Those familiar with the film, in which charming psychopath Bruno meets conscientious but malleable Guy by chance on a train and suggests that they each kill the thorn in the other’s side, may be surprised to find that here, as in the novel, Guy caves in and fulfils his half of the “bargain”. Even those who know the novel will find the conclusion unfamiliar, with the two men effectively locked in a coupling of mutual recrimination and despair. This has, as I say, a more classical antecedent, but Warner makes it work beautifully. Huston and director Robert Allan Ackerman also settle on a more recent allusion, which is again borne out by the material: once you have Bruno pinned as an effete, alcoholic southern momma’s boy, it is entirely natural that he should look like Tennessee Williams.
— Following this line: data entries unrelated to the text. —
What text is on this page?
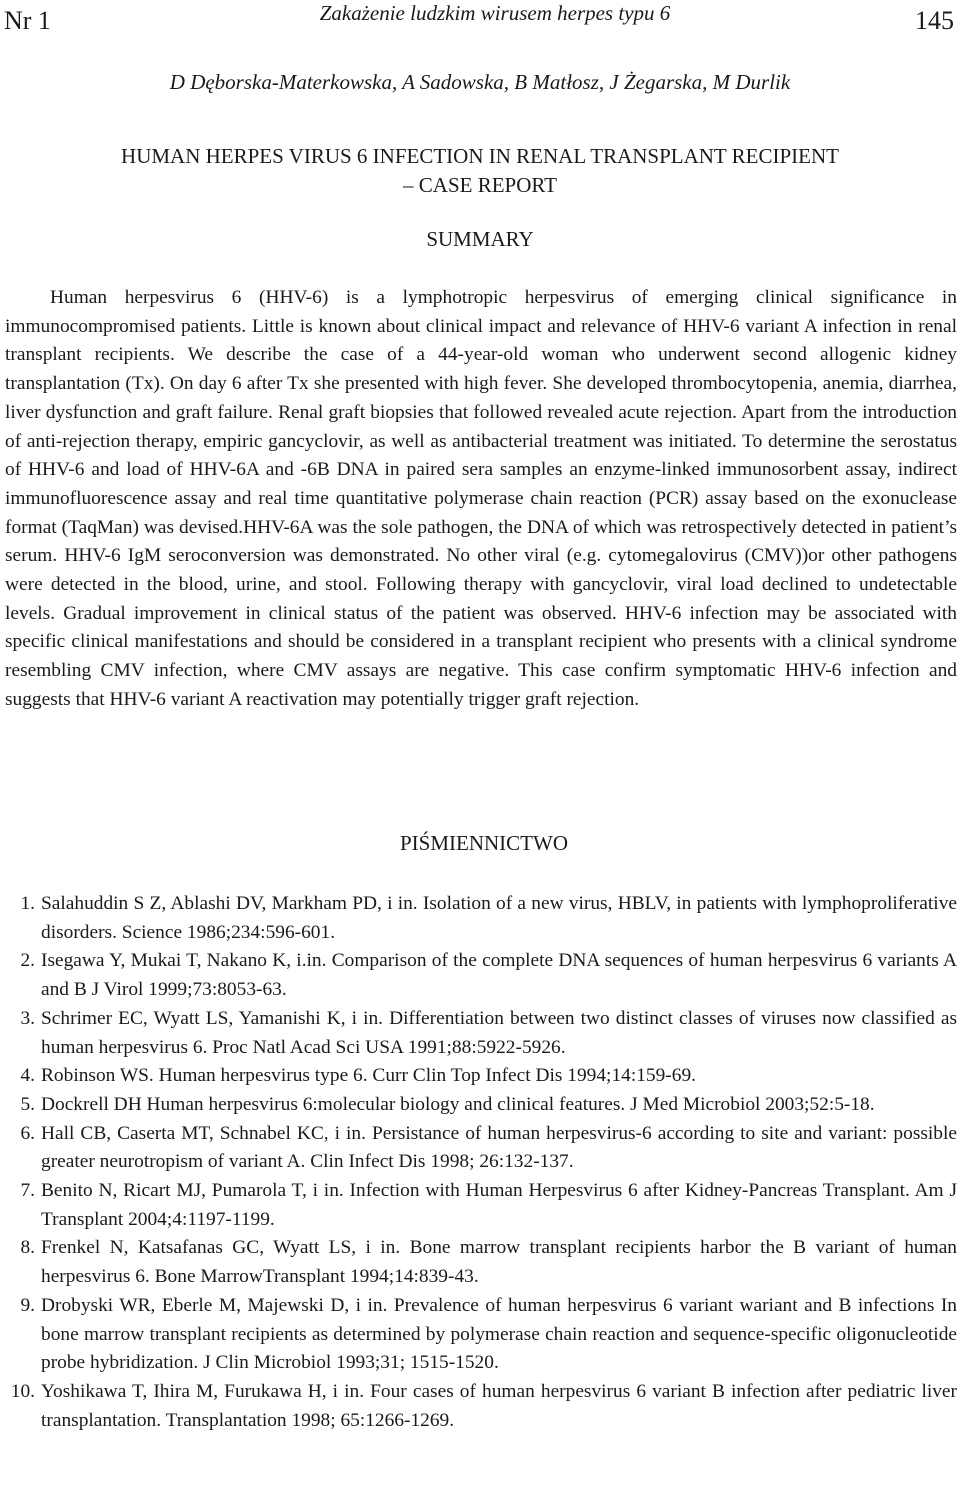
Nr 1	Zakażenie ludzkim wirusem herpes typu 6	145
D Dęborska-Materkowska, A Sadowska, B Matłosz, J Żegarska, M Durlik
HUMAN HERPES VIRUS 6 INFECTION IN RENAL TRANSPLANT RECIPIENT
– CASE REPORT
SUMMARY

Human herpesvirus 6 (HHV-6) is a lymphotropic herpesvirus of emerging clinical significance in immunocompromised patients. Little is known about clinical impact and relevance of HHV-6 variant A infection in renal transplant recipients. We describe the case of a 44-year-old woman who underwent second allogenic kidney transplantation (Tx). On day 6 after Tx she presented with high fever. She developed thrombocytopenia, anemia, diarrhea, liver dysfunction and graft failure. Renal graft biopsies that followed revealed acute rejection. Apart from the introduction of anti-rejection therapy, empiric gancyclovir, as well as antibacterial treatment was initiated. To determine the serostatus of HHV-6 and load of HHV-6A and -6B DNA in paired sera samples an enzyme-linked immunosorbent assay, indirect immunofluorescence assay and real time quantitative polymerase chain reaction (PCR) assay based on the exonuclease format (TaqMan) was devised.HHV-6A was the sole pathogen, the DNA of which was retrospectively detected in patient’s serum. HHV-6 IgM seroconversion was demonstrated. No other viral (e.g. cytomegalovirus (CMV))or other pathogens were detected in the blood, urine, and stool. Following therapy with gancyclovir, viral load declined to undetectable levels. Gradual improvement in clinical status of the patient was observed. HHV-6 infection may be associated with specific clinical manifestations and should be considered in a transplant recipient who presents with a clinical syndrome resembling CMV infection, where CMV assays are negative. This case confirm symptomatic HHV-6 infection and suggests that HHV-6 variant A reactivation may potentially trigger graft rejection.

PIŚMIENNICTWO

1. Salahuddin S Z, Ablashi DV, Markham PD, i in. Isolation of a new virus, HBLV, in patients with lymphoproliferative disorders. Science 1986;234:596-601.

2. Isegawa Y, Mukai T, Nakano K, i.in. Comparison of the complete DNA sequences of human herpesvirus 6 variants A and B J Virol 1999;73:8053-63.

3. Schrimer EC, Wyatt LS, Yamanishi K, i in. Differentiation between two distinct classes of viruses now classified as human herpesvirus 6. Proc Natl Acad Sci USA 1991;88:5922-5926.

4. Robinson WS. Human herpesvirus type 6. Curr Clin Top Infect Dis 1994;14:159-69.

5. Dockrell DH Human herpesvirus 6:molecular biology and clinical features. J Med Microbiol 2003;52:5-18.

6. Hall CB, Caserta MT, Schnabel KC, i in. Persistance of human herpesvirus-6 according to site and variant: possible greater neurotropism of variant A. Clin Infect Dis 1998; 26:132-137.

7. Benito N, Ricart MJ, Pumarola T, i in. Infection with Human Herpesvirus 6 after Kidney-Pancreas Transplant. Am J Transplant 2004;4:1197-1199.

8. Frenkel N, Katsafanas GC, Wyatt LS, i in. Bone marrow transplant recipients harbor the B variant of human herpesvirus 6. Bone MarrowTransplant 1994;14:839-43.

9. Drobyski WR, Eberle M, Majewski D, i in. Prevalence of human herpesvirus 6 variant wariant and B infections In bone marrow transplant recipients as determined by polymerase chain reaction and sequence-specific oligonucleotide probe hybridization. J Clin Microbiol 1993;31; 1515-1520.

10. Yoshikawa T, Ihira M, Furukawa H, i in. Four cases of human herpesvirus 6 variant B infection after pediatric liver transplantation. Transplantation 1998; 65:1266-1269.
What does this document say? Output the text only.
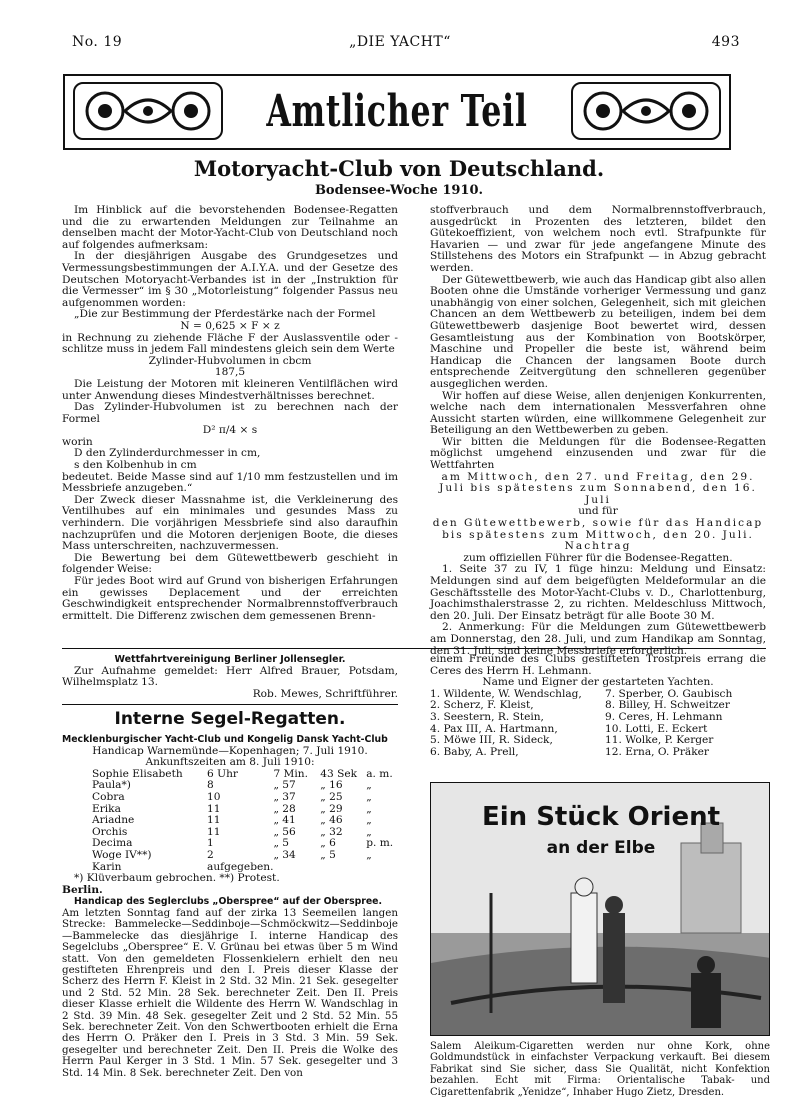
No. 19	„DIE YACHT“	493
Amtlicher Teil
Motoryacht-Club von Deutschland.
Bodensee-Woche 1910.

Im Hinblick auf die bevorstehenden Bodensee-Regatten und die zu erwartenden Meldungen zur Teilnahme an denselben macht der Motor-Yacht-Club von Deutschland noch auf folgendes aufmerksam:

In der diesjährigen Ausgabe des Grundgesetzes und Vermessungsbestimmungen der A.I.Y.A. und der Gesetze des Deutschen Motoryacht-Verbandes ist in der „Instruktion für die Vermesser“ im § 30 „Motorleistung“ folgender Passus neu aufgenommen worden:

„Die zur Bestimmung der Pferdestärke nach der Formel

N = 0,625 × F × z

in Rechnung zu ziehende Fläche F der Auslassventile oder -schlitze muss in jedem Fall mindestens gleich sein dem Werte

Zylinder-Hubvolumen in cbcm

187,5

Die Leistung der Motoren mit kleineren Ventilflächen wird unter Anwendung dieses Mindestverhältnisses berechnet.

Das Zylinder-Hubvolumen ist zu berechnen nach der Formel

D² π/4 × s

worin

D den Zylinderdurchmesser in cm,

s den Kolbenhub in cm

bedeutet. Beide Masse sind auf 1/10 mm festzustellen und im Messbriefe anzugeben.“

Der Zweck dieser Massnahme ist, die Verkleinerung des Ventilhubes auf ein minimales und gesundes Mass zu verhindern. Die vorjährigen Messbriefe sind also daraufhin nachzuprüfen und die Motoren derjenigen Boote, die dieses Mass unterschreiten, nachzuvermessen.

Die Bewertung bei dem Gütewettbewerb geschieht in folgender Weise:

Für jedes Boot wird auf Grund von bisherigen Erfahrungen ein gewisses Deplacement und der erreichten Geschwindigkeit entsprechender Normalbrennstoffverbrauch ermittelt. Die Differenz zwischen dem gemessenen Brenn-

stoffverbrauch und dem Normalbrennstoffverbrauch, ausgedrückt in Prozenten des letzteren, bildet den Gütekoeffizient, von welchem noch evtl. Strafpunkte für Havarien — und zwar für jede angefangene Minute des Stillstehens des Motors ein Strafpunkt — in Abzug gebracht werden.

Der Gütewettbewerb, wie auch das Handicap gibt also allen Booten ohne die Umstände vorheriger Vermessung und ganz unabhängig von einer solchen, Gelegenheit, sich mit gleichen Chancen an dem Wettbewerb zu beteiligen, indem bei dem Gütewettbewerb dasjenige Boot bewertet wird, dessen Gesamtleistung aus der Kombination von Bootskörper, Maschine und Propeller die beste ist, während beim Handicap die Chancen der langsamen Boote durch entsprechende Zeitvergütung den schnelleren gegenüber ausgeglichen werden.

Wir hoffen auf diese Weise, allen denjenigen Konkurrenten, welche nach dem internationalen Messverfahren ohne Aussicht starten würden, eine willkommene Gelegenheit zur Beteiligung an den Wettbewerben zu geben.

Wir bitten die Meldungen für die Bodensee-Regatten möglichst umgehend einzusenden und zwar für die Wettfahrten

am Mittwoch, den 27. und Freitag, den 29. Juli bis spätestens zum Sonnabend, den 16. Juli

und für

den Gütewettbewerb, sowie für das Handicap bis spätestens zum Mittwoch, den 20. Juli.

Nachtrag

zum offiziellen Führer für die Bodensee-Regatten.

1. Seite 37 zu IV, 1 füge hinzu: Meldung und Einsatz: Meldungen sind auf dem beigefügten Meldeformular an die Geschäftsstelle des Motor-Yacht-Clubs v. D., Charlottenburg, Joachimsthalerstrasse 2, zu richten. Meldeschluss Mittwoch, den 20. Juli. Der Einsatz beträgt für alle Boote 30 M.

2. Anmerkung: Für die Meldungen zum Gütewettbewerb am Donnerstag, den 28. Juli, und zum Handikap am Sonntag, den 31. Juli, sind keine Messbriefe erforderlich.

Wettfahrtvereinigung Berliner Jollensegler.

Zur Aufnahme gemeldet: Herr Alfred Brauer, Potsdam, Wilhelmsplatz 13.

Rob. Mewes, Schriftführer.

Interne Segel-Regatten.

Mecklenburgischer Yacht-Club und Kongelig Dansk Yacht-Club

Handicap Warnemünde—Kopenhagen; 7. Juli 1910.

Ankunftszeiten am 8. Juli 1910:

Sophie Elisabeth	6 Uhr	7 Min.	43 Sek	a. m.
Paula*)	8	„ 57	„ 16	„
Cobra	10	„ 37	„ 25	„
Erika	11	„ 28	„ 29	„
Ariadne	11	„ 41	„ 46	„
Orchis	11	„ 56	„ 32	„
Decima	1	„ 5	„ 6	p. m.
Woge IV**)	2	„ 34	„ 5	„
Karin	aufgegeben.			

*) Klüverbaum gebrochen. **) Protest.

Berlin.

Handicap des Seglerclubs „Oberspree“ auf der Oberspree.

Am letzten Sonntag fand auf der zirka 13 Seemeilen langen Strecke: Bammelecke—Seddinboje—Schmöckwitz—Seddinboje—Bammelecke das diesjährige I. interne Handicap des Segelclubs „Oberspree“ E. V. Grünau bei etwas über 5 m Wind statt. Von den gemeldeten Flossenkielern erhielt den neu gestifteten Ehrenpreis und den I. Preis dieser Klasse der Scherz des Herrn F. Kleist in 2 Std. 32 Min. 21 Sek. gesegelter und 2 Std. 52 Min. 28 Sek. berechneter Zeit. Den II. Preis dieser Klasse erhielt die Wildente des Herrn W. Wandschlag in 2 Std. 39 Min. 48 Sek. gesegelter Zeit und 2 Std. 52 Min. 55 Sek. berechneter Zeit. Von den Schwertbooten erhielt die Erna des Herrn O. Präker den I. Preis in 3 Std. 3 Min. 59 Sek. gesegelter und berechneter Zeit. Den II. Preis die Wolke des Herrn Paul Kerger in 3 Std. 1 Min. 57 Sek. gesegelter und 3 Std. 14 Min. 8 Sek. berechneter Zeit. Den von

einem Freunde des Clubs gestifteten Trostpreis errang die Ceres des Herrn H. Lehmann.

Name und Eigner der gestarteten Yachten.

1. Wildente, W. Wendschlag,
2. Scherz, F. Kleist,
3. Seestern, R. Stein,
4. Pax III, A. Hartmann,
5. Möwe III, R. Sideck,
6. Baby, A. Prell,
7. Sperber, O. Gaubisch
8. Billey, H. Schweitzer
9. Ceres, H. Lehmann
10. Lotti, E. Eckert
11. Wolke, P. Kerger
12. Erna, O. Präker
Ein Stück Orient
an der Elbe

Salem Aleikum-Cigaretten werden nur ohne Kork, ohne Goldmundstück in einfachster Verpackung verkauft. Bei diesem Fabrikat sind Sie sicher, dass Sie Qualität, nicht Konfektion bezahlen. Echt mit Firma: Orientalische Tabak- und Cigarettenfabrik „Yenidze“, Inhaber Hugo Zietz, Dresden.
Huston plays Bruno superbly, without a single hint of psycho cackling but rather as a comprehensive believer in his own abilities and personal magnetism, until his terminal illness suddenly sets in. As Guy, Laurence Fox quickly finds himself caught as if in the cobwebs of Peter Wilms’ stage projections and either crumbles quietly or cries in desolation rather than fragmenting more ostentatiously. Miranda Raison gives strong support as Guy’s wife, and Imogen Stubbs turns up the blowsiness as Bruno’s mother. Even the incidental music sounds like Hitchcock’s favourite composer Bernard Herrmann (there being no programme credit, it may in fact be a Herrmann score, although he did not work on the film of Strangers). Like Bruno’s insinuations, the power and compulsion of the play build slowly until you realise too late that you are altogether ensnared.